Lawrence and Regency taste
If any one person can be seen as leading the taste in heavier frames in the early nineteenth century it was Sir Thomas Lawrence. Painter to the King at the age of twenty-three in 1792, knighted in 1815 and President of the Royal Academy from 1820, Lawrence became the acknowledged leader of his profession. His influence on picture framing was not welcomed by his older contemporary, James Northcote, who complained of the resulting expense: 'To be sure, the flaring gaudiness of our exhibitions has gone its utmost length, not only in the pictures, but in the frames as well; 'tis Lawrence who has brought up this fashion of having such expensive frames' (Ernest Fletcher (ed.), Conversations of James Northcote RA with James Ward, 1901, p.163).
Fig. 1. The Royal Family viewing the exhibition of the Royal Academy
etching by P.A. Martini, after J.H. Ramberg, 1789
(National Portrait Gallery).
Click on the image above to view larger version
The increasing importance of public exhibitions following the foundation of the Royal Academy in 1768 was to have a profound influence on the framing of pictures. Although it was not until the early nineteenth century that wide, rich frames became almost universal, complaints of 'massy gold frames' encumbering the Academy walls were being made as early as 1781, when it was said that 'the carver rather than the artist deservedly claims our attention' (Simon 1996 p.18). Frames continued to get wider and deeper over the next generation for a number of reasons. One was the fashion for a heavier more masculine style of architecture in the Regency period.

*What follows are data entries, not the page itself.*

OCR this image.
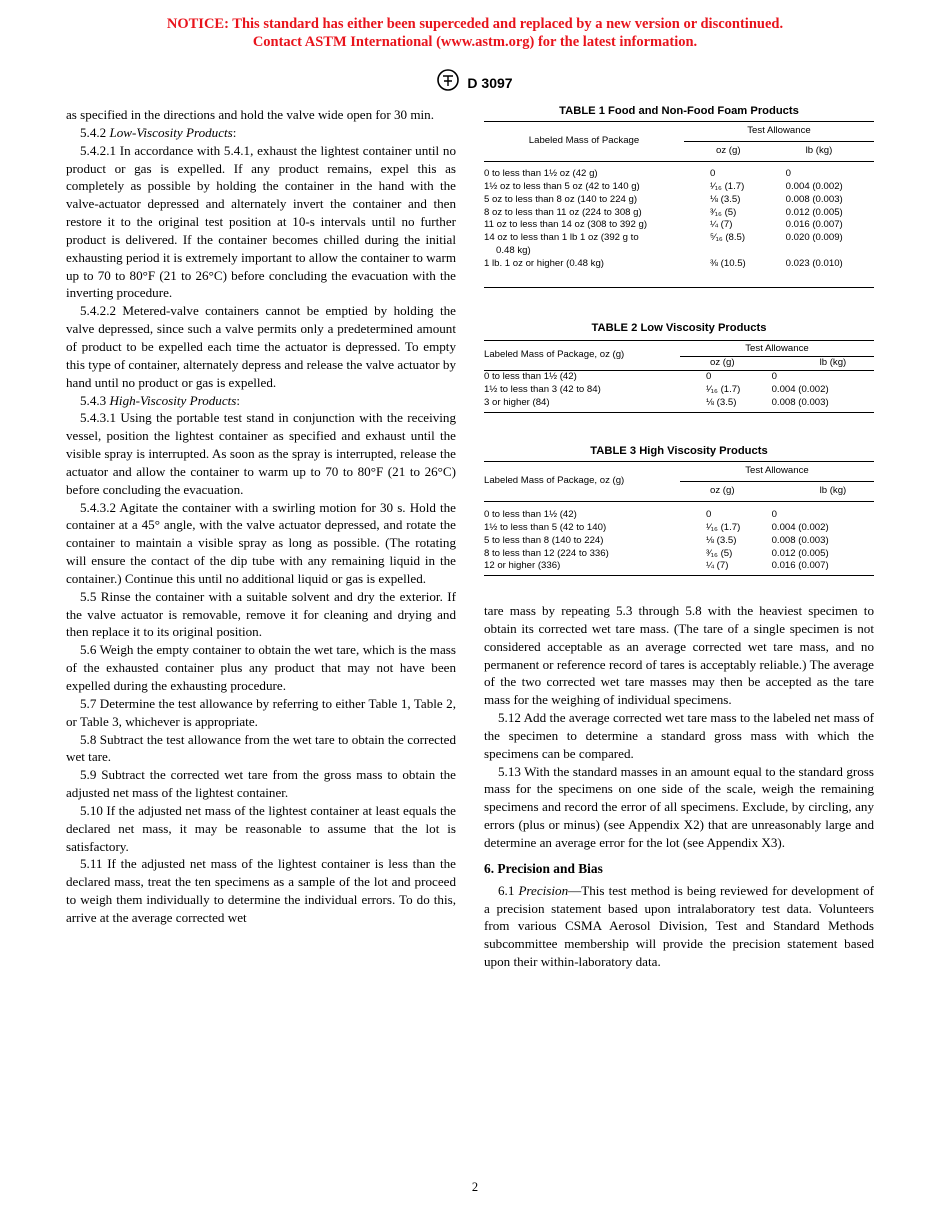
NOTICE: This standard has either been superceded and replaced by a new version or discontinued.
Contact ASTM International (www.astm.org) for the latest information.
D 3097

as specified in the directions and hold the valve wide open for 30 min.

5.4.2 Low-Viscosity Products:

5.4.2.1 In accordance with 5.4.1, exhaust the lightest container until no product or gas is expelled. If any product remains, expel this as completely as possible by holding the container in the hand with the valve-actuator depressed and alternately invert the container and then restore it to the original test position at 10-s intervals until no further product is delivered. If the container becomes chilled during the initial exhausting period it is extremely important to allow the container to warm up to 70 to 80°F (21 to 26°C) before concluding the evacuation with the inverting procedure.

5.4.2.2 Metered-valve containers cannot be emptied by holding the valve depressed, since such a valve permits only a predetermined amount of product to be expelled each time the actuator is depressed. To empty this type of container, alternately depress and release the valve actuator by hand until no product or gas is expelled.

5.4.3 High-Viscosity Products:

5.4.3.1 Using the portable test stand in conjunction with the receiving vessel, position the lightest container as specified and exhaust until the visible spray is interrupted. As soon as the spray is interrupted, release the actuator and allow the container to warm up to 70 to 80°F (21 to 26°C) before concluding the evacuation.

5.4.3.2 Agitate the container with a swirling motion for 30 s. Hold the container at a 45° angle, with the valve actuator depressed, and rotate the container to maintain a visible spray as long as possible. (The rotating will ensure the contact of the dip tube with any remaining liquid in the container.) Continue this until no additional liquid or gas is expelled.

5.5 Rinse the container with a suitable solvent and dry the exterior. If the valve actuator is removable, remove it for cleaning and drying and then replace it to its original position.

5.6 Weigh the empty container to obtain the wet tare, which is the mass of the exhausted container plus any product that may not have been expelled during the exhausting procedure.

5.7 Determine the test allowance by referring to either Table 1, Table 2, or Table 3, whichever is appropriate.

5.8 Subtract the test allowance from the wet tare to obtain the corrected wet tare.

5.9 Subtract the corrected wet tare from the gross mass to obtain the adjusted net mass of the lightest container.

5.10 If the adjusted net mass of the lightest container at least equals the declared net mass, it may be reasonable to assume that the lot is satisfactory.

5.11 If the adjusted net mass of the lightest container is less than the declared mass, treat the ten specimens as a sample of the lot and proceed to weigh them individually to determine the individual errors. To do this, arrive at the average corrected wet

TABLE 1 Food and Non-Food Foam Products
Labeled Mass of Package	Test Allowance	
	oz (g)	lb (kg)
0 to less than 1½ oz (42 g)	0	0
1½ oz to less than 5 oz (42 to 140 g)	¹⁄₁₆ (1.7)	0.004 (0.002)
5 oz to less than 8 oz (140 to 224 g)	⅛ (3.5)	0.008 (0.003)
8 oz to less than 11 oz (224 to 308 g)	³⁄₁₆ (5)	0.012 (0.005)
11 oz to less than 14 oz (308 to 392 g)	¼ (7)	0.016 (0.007)
14 oz to less than 1 lb 1 oz (392 g to	⁵⁄₁₆ (8.5)	0.020 (0.009)
0.48 kg)		
1 lb. 1 oz or higher (0.48 kg)	⅜ (10.5)	0.023 (0.010)
TABLE 2 Low Viscosity Products
Labeled Mass of Package, oz (g)	Test Allowance	
	oz (g)	lb (kg)
0 to less than 1½ (42)	0	0
1½ to less than 3 (42 to 84)	¹⁄₁₆ (1.7)	0.004 (0.002)
3 or higher (84)	⅛ (3.5)	0.008 (0.003)
TABLE 3 High Viscosity Products
Labeled Mass of Package, oz (g)	Test Allowance	
	oz (g)	lb (kg)
0 to less than 1½ (42)	0	0
1½ to less than 5 (42 to 140)	¹⁄₁₆ (1.7)	0.004 (0.002)
5 to less than 8 (140 to 224)	⅛ (3.5)	0.008 (0.003)
8 to less than 12 (224 to 336)	³⁄₁₆ (5)	0.012 (0.005)
12 or higher (336)	¼ (7)	0.016 (0.007)

tare mass by repeating 5.3 through 5.8 with the heaviest specimen to obtain its corrected wet tare mass. (The tare of a single specimen is not considered acceptable as an average corrected wet tare mass, and no permanent or reference record of tares is acceptably reliable.) The average of the two corrected wet tare masses may then be accepted as the tare mass for the weighing of individual specimens.

5.12 Add the average corrected wet tare mass to the labeled net mass of the specimen to determine a standard gross mass with which the specimens can be compared.

5.13 With the standard masses in an amount equal to the standard gross mass for the specimens on one side of the scale, weigh the remaining specimens and record the error of all specimens. Exclude, by circling, any errors (plus or minus) (see Appendix X2) that are unreasonably large and determine an average error for the lot (see Appendix X3).

6. Precision and Bias

6.1 Precision—This test method is being reviewed for development of a precision statement based upon intralaboratory test data. Volunteers from various CSMA Aerosol Division, Test and Standard Methods subcommittee membership will provide the precision statement based upon their within-laboratory data.

2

Another was the introduction of composition, a plaster mixture known as 'compo', as a means of reproducing ornament since it gave framemakers the scope for much more elaborate decoration at reasonable cost. But the primary reason for adopting showier frames at exhibitions seems to have been that they were considered an effective means of selling pictures, or at least of attracting public attention.
Heavy frames were said to encourage buyers, both of the old master paintings flooding into Britain in the years following the French Revolution, and of the modern masters on the walls of the Royal Academy. In 1804 the dealer William Buchanan wrote to his agent in Rome, 'It is wonderful how much better pictures sell by being in handsome, rich, deep frames. I have mentioned before that English purchasers are much led by first impressions, and often buy upon the impulse of advantage as a handsome frame.' And in 1828 the genre painter Thomas Uwins, writing from Italy, made clear his opinion about selling pictures: 'I know the importance of first impressions. I believe frames pay more than pictures.' (Simon 1996 p.19).
It would however be a mistake to regard the need to sell pictures as the sole moving force behind large frames. The activities of collectors in the first half of the nineteenth century suggest that there was a prevailing ethos that wide frames were de rigeur from an aesthetic point of view. In the 1820s, for example, George IV had the frames on the Canalettos in his new gallery at Windsor Castle widened to four-and-a-half inches, by the carver and gilder, Joseph Crouzet, while in the 1840s the Prime Minister Sir Robert Peel, one of the most important collectors and patrons of the period, was prepared to widen the frames on works acquired for his gallery at Drayton Manor (Simon 1996 p.19).